Web source
< hr >< div class= "fl name" >
<ul>
<li>
<span></span>
<span></span><span></span>
</li>
<li><span class="ri-tag fl" data-start="2018-03-05 00:00:00+00:00" data-end="2018-06-15 15:30:00+00:00"
data-enrollment-start="2018-01-23 16:00:00+00:00" data-enrollment-end="2018-06-15 15:30:00+00:00"><b class="list-icon">$</b></span></li>
<li><span class="ri-tag fl"><b class="list-icon">g</b>5.5</span></li>
<li><span class="ri-tag fl"><b class="list-icon">7</b>10</span></li>
</ul>
</div>
</div>
<div class="txt_all">
<p class="txt"><span class="courseintro"></span>
< hr >
I want to extract from Tsinghua University and 55000 people respectively.

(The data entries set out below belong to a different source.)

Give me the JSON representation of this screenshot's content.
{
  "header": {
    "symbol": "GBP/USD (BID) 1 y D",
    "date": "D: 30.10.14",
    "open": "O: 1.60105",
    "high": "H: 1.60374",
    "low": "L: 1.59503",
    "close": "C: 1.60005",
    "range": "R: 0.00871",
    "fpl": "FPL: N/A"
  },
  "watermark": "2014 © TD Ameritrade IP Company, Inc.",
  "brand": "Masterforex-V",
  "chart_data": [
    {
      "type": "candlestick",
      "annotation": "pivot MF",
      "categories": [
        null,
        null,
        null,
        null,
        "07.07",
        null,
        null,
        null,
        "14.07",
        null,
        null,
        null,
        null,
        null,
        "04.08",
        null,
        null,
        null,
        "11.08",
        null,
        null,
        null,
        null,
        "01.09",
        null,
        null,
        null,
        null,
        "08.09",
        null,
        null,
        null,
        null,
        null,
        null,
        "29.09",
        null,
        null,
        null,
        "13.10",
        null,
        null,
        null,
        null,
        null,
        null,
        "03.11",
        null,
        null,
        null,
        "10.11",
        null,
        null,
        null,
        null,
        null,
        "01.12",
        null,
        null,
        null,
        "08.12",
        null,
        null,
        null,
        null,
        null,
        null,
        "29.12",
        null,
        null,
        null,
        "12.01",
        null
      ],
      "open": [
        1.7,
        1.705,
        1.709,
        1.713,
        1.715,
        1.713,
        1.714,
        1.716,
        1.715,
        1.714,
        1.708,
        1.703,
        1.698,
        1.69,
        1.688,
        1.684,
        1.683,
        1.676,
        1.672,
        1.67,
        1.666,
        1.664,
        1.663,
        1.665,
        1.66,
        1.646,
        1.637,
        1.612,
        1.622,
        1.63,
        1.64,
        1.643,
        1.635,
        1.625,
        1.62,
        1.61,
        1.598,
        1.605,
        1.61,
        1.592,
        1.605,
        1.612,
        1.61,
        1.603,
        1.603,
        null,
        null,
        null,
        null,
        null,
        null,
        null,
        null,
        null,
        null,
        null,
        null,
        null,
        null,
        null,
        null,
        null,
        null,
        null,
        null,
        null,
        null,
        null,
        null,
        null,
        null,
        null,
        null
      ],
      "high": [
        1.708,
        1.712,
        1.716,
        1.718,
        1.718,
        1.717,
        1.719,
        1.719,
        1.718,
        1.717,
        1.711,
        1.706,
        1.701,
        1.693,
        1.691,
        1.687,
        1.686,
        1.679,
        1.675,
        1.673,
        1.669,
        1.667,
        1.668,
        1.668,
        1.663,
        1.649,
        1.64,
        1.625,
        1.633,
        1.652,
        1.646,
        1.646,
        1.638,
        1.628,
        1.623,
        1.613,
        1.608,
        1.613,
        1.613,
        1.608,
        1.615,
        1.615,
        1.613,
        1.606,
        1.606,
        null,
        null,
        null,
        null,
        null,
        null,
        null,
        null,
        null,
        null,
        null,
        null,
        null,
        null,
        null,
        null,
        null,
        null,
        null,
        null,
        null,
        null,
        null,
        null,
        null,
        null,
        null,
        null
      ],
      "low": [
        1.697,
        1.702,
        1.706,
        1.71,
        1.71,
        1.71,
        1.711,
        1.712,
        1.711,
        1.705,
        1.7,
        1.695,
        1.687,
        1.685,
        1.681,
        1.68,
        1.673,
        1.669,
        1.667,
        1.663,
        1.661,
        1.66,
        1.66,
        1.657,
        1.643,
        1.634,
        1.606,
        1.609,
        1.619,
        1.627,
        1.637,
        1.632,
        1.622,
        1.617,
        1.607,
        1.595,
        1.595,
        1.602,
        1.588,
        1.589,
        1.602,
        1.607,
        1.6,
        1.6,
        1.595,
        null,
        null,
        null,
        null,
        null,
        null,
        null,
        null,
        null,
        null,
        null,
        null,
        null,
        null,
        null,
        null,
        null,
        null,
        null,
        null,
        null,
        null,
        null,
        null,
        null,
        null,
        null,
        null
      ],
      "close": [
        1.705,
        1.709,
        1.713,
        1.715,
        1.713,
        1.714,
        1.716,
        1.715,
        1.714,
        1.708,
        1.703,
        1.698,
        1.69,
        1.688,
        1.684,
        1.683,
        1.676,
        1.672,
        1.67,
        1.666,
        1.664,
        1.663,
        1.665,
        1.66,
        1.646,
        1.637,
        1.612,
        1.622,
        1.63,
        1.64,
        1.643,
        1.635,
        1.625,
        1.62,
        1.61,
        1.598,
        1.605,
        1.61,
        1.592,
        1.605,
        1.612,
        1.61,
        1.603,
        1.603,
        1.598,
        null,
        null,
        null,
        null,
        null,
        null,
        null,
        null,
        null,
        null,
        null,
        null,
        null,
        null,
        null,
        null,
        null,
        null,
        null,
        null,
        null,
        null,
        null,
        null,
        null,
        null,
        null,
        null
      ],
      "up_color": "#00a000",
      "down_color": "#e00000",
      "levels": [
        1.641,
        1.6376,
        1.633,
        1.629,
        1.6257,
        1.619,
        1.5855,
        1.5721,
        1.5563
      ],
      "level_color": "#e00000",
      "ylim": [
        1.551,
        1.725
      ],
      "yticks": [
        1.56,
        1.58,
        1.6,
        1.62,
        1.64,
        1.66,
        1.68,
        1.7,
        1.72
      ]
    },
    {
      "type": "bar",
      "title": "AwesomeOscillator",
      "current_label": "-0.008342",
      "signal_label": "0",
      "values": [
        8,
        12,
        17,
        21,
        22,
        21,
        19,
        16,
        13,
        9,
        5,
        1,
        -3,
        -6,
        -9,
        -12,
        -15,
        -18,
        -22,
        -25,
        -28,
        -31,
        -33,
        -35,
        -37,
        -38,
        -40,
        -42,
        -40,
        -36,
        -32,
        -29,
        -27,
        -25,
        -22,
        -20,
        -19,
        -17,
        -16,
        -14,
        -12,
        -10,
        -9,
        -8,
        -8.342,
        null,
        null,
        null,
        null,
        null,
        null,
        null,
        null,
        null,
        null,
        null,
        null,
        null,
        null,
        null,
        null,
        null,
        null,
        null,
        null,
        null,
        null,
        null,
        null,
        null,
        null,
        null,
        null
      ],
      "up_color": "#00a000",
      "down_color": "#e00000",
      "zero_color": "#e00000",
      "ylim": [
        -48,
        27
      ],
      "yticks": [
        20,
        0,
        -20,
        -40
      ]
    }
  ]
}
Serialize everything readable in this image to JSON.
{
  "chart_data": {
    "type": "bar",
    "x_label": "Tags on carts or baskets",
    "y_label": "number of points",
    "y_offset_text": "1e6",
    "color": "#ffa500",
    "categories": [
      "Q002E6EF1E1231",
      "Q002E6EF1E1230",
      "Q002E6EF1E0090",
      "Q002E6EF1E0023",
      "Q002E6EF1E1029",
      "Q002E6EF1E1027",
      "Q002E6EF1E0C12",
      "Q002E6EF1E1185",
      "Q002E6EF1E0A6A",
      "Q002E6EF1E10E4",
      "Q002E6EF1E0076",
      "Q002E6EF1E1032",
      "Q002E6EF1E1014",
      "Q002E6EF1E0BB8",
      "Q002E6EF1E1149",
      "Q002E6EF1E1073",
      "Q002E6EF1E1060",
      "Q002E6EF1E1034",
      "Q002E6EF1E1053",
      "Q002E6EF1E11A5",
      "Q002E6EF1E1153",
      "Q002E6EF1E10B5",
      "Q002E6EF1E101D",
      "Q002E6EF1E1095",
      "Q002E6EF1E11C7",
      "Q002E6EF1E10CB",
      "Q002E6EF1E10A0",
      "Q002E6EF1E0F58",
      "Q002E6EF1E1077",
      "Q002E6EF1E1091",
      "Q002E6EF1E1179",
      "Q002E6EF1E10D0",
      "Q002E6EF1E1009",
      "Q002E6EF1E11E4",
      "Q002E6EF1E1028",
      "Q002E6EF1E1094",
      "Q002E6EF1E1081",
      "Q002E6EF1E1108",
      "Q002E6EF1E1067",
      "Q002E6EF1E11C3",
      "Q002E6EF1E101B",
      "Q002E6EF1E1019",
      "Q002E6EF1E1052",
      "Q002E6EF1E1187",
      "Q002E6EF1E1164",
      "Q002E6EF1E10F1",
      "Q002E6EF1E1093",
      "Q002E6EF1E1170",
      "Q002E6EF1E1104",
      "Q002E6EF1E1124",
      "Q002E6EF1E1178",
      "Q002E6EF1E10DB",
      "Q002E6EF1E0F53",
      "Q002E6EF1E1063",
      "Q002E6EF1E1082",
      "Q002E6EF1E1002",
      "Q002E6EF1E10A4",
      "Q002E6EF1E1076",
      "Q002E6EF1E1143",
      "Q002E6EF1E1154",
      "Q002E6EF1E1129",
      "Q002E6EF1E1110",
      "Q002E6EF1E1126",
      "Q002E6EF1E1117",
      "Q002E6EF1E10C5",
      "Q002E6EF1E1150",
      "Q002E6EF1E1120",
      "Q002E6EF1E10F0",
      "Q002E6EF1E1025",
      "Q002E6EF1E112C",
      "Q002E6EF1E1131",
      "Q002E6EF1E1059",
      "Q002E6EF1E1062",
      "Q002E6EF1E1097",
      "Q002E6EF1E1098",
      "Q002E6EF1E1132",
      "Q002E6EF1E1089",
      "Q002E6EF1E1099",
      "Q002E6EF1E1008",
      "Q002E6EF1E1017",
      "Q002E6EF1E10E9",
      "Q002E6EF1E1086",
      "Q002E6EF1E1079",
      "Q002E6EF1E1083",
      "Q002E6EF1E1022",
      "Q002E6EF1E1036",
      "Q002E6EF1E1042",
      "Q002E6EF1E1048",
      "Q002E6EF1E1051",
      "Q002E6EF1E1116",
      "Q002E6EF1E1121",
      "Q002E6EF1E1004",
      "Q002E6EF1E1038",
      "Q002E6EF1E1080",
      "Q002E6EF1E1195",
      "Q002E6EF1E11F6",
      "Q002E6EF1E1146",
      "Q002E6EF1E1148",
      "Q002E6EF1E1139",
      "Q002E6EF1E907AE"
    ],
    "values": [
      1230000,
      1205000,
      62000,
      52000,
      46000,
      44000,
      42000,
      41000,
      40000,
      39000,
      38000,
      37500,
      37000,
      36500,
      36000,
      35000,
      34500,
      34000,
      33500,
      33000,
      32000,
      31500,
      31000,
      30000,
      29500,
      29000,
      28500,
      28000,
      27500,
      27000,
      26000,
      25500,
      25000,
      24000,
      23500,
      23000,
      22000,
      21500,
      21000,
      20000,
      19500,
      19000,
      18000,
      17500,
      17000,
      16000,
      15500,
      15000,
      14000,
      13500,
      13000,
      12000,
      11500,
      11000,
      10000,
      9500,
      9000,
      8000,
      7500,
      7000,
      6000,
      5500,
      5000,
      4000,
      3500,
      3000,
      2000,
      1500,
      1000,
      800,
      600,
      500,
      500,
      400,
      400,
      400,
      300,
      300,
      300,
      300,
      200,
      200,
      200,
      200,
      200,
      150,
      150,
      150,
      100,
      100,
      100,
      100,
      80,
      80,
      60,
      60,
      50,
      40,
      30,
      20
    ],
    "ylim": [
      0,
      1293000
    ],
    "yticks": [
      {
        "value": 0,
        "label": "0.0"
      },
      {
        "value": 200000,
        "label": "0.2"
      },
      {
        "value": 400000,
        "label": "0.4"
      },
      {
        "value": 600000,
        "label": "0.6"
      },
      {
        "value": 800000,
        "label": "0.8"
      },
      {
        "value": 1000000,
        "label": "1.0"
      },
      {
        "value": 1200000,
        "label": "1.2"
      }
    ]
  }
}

at first I directly set up
item ["school"] = response.xpath ("/ / div [@ class="fl name"] / ul/li/span/text ()"). Extract ()
result:
Professor Hao Zhenping
Tsinghua University
School of Economics and Management
55000 people
has been updated to Chapter 10
from this Ken speculated that all the contents were extracted.
then: extract the xpath of the school and change it to: (add a subscript)
item ["school"] = response.xpath ("/ / div [@ class="fl name"] / ul/li/span [2] / text ()"). Extract ()
) to get the correct result, that is, Tsinghua University;
then when extracting the data of 55000 people, how to set the rules can not be extracted, mainly because the tags near the data of 55000 people are all the same, and it is useless for me to add a subscript to it. How can I set this to extract the data of the number of people alone?